For those continuing to seek work permits, granted by USCIS, the rule change exempts Ukrainian and Afghan parolees from the $410 fee, beginning Dec. 5.
If the bureaucratic maze is confusing for would-be workers, so it is for employers. Many might not know about the rule change, or understand its ramifications, Pynda said, adding that parolee status can be off-putting just because of the name.
In everyday usage, “parole means something bad,” he said. “If you’re on parole, you committed a crime.”
But Bob Little, a recruiter for Huntwood, a cabinetmaking company headquartered near Spokane, heard about the rule change from a Ukrainian employee and pronounced it great news.
“We have lots of available jobs. Who doesn’t?” Little said, referring to an acute labor shortage that has gripped the country since the COVID-19 pandemic.
Huntwood is a Christian, family-owned company with a full-time chaplain on staff, Little said.
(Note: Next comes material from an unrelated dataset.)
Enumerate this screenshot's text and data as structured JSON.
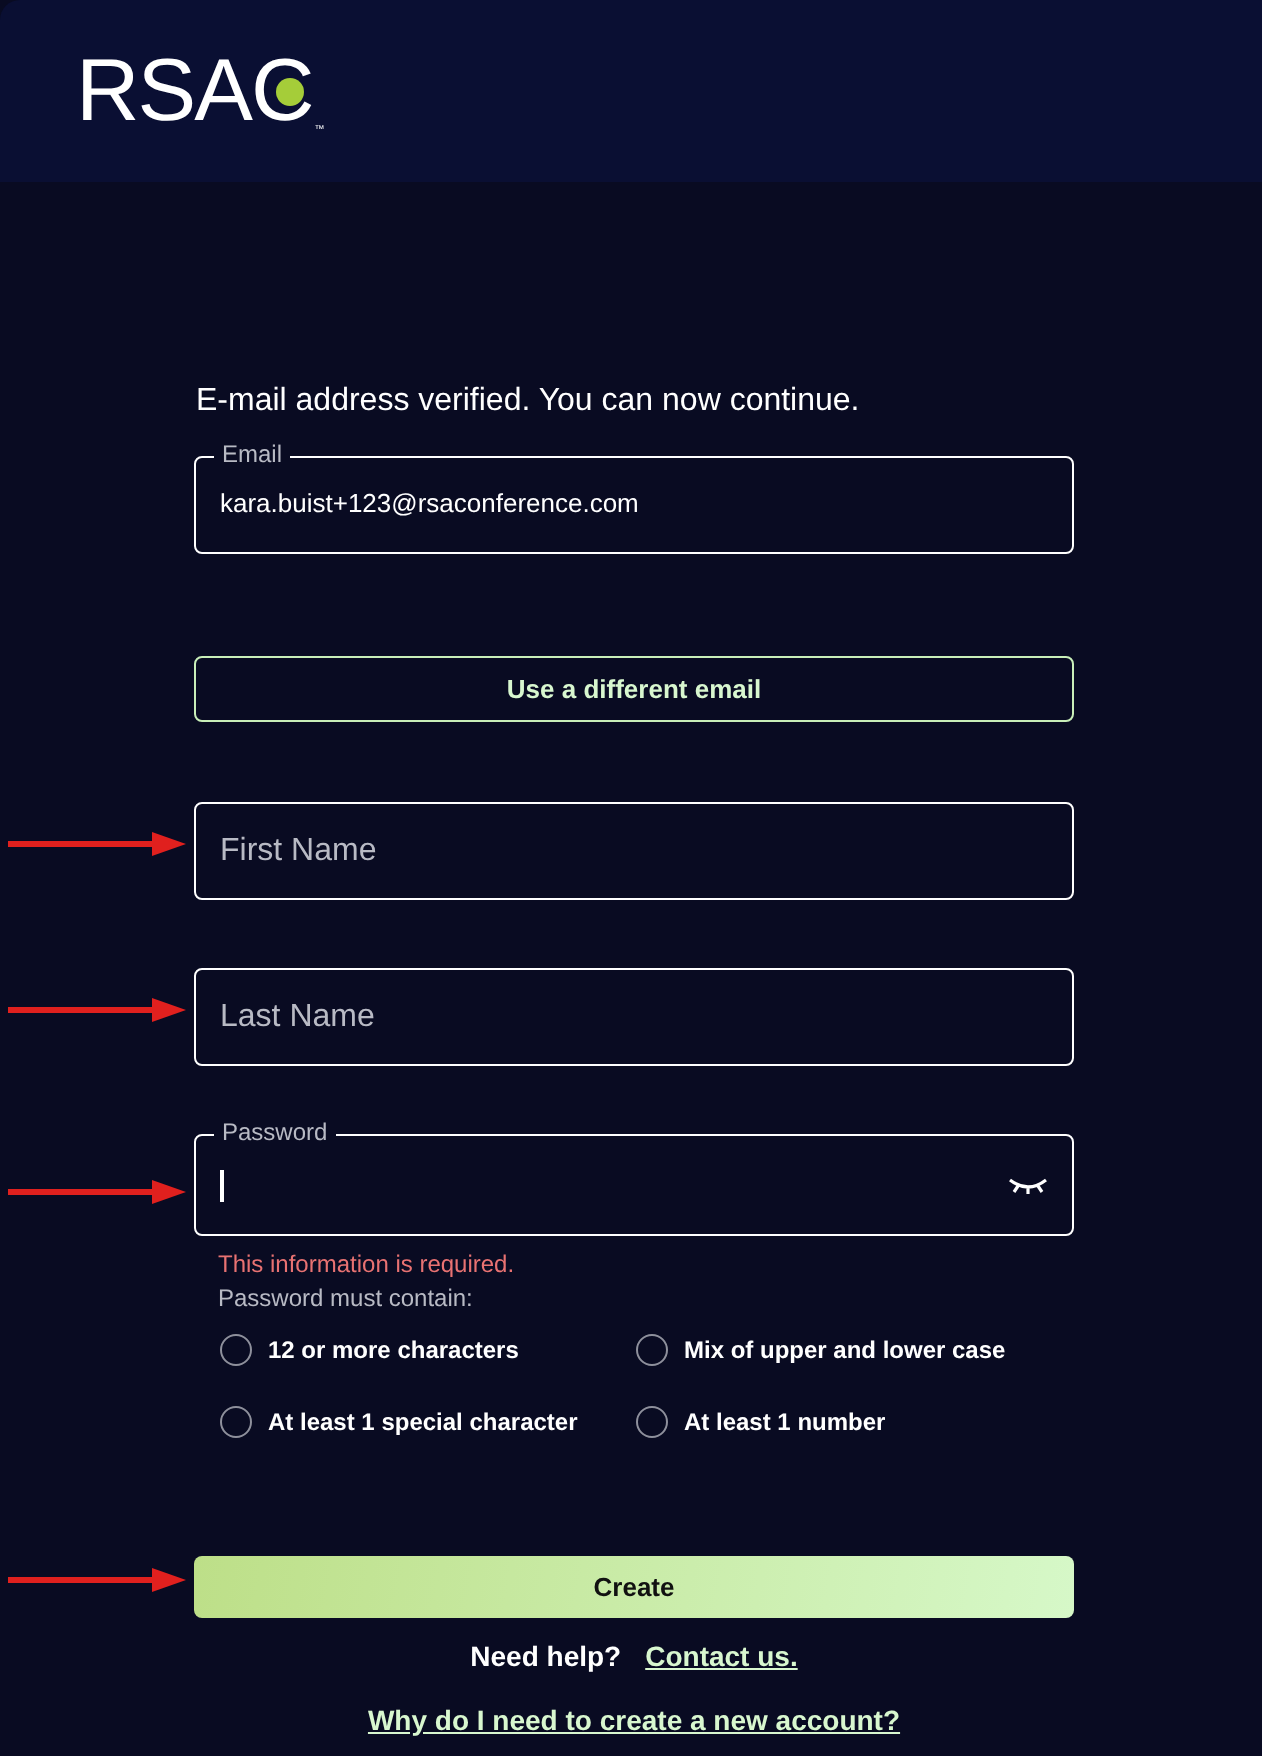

When the Russians invaded Ukraine, Huntwood began reaching out to a Spokane based resettlement agency and others with connections to those arriving from Ukraine.
Little said Huntwood wanted to hire people desperate to start new lives, and also with what he called “an old world work ethic,” willing to stick around for a decent job rather than always looking for the next one. A number of immigrants from Slavic countries and elsewhere already work for the 800-employee company, which has showrooms throughout the Puget Sound, Idaho and Montana.
Up until now, Huntwood’s recruitment efforts among new arrivals have been largely stymied by the work permit backlog.
Theoretically, the rule change could help new arrivals from Afghanistan, too. But there’s one enormous problem, said Ghulam Mohmand, a board member of the Kent-based Afghan American Cultural Association: “Afghans are not getting into the U.S.”
The program to evacuate and quickly admit Afghans ended in late September, with many endangered by the Taliban left behind. Others got out but are stuck in Pakistan, the United Arab Emirates and elsewhere, with pending applications to enter the U.S.
That’s the situation of Mohmand’s parents, who are in Pakistan with expired visas, unable to get new ones unless they return to Afghanistan — a dangerous proposition given Mohmand’s work for the U.S. military and embassy in Afghanistan. He’s sponsored them for a family-based immigration visa to the U.S. and has yet to hear back.
Mohmand said he’s happy for those helped by USCIS’ turnaround. But when it comes to Afghans, he said: “I don’t think the job is done.”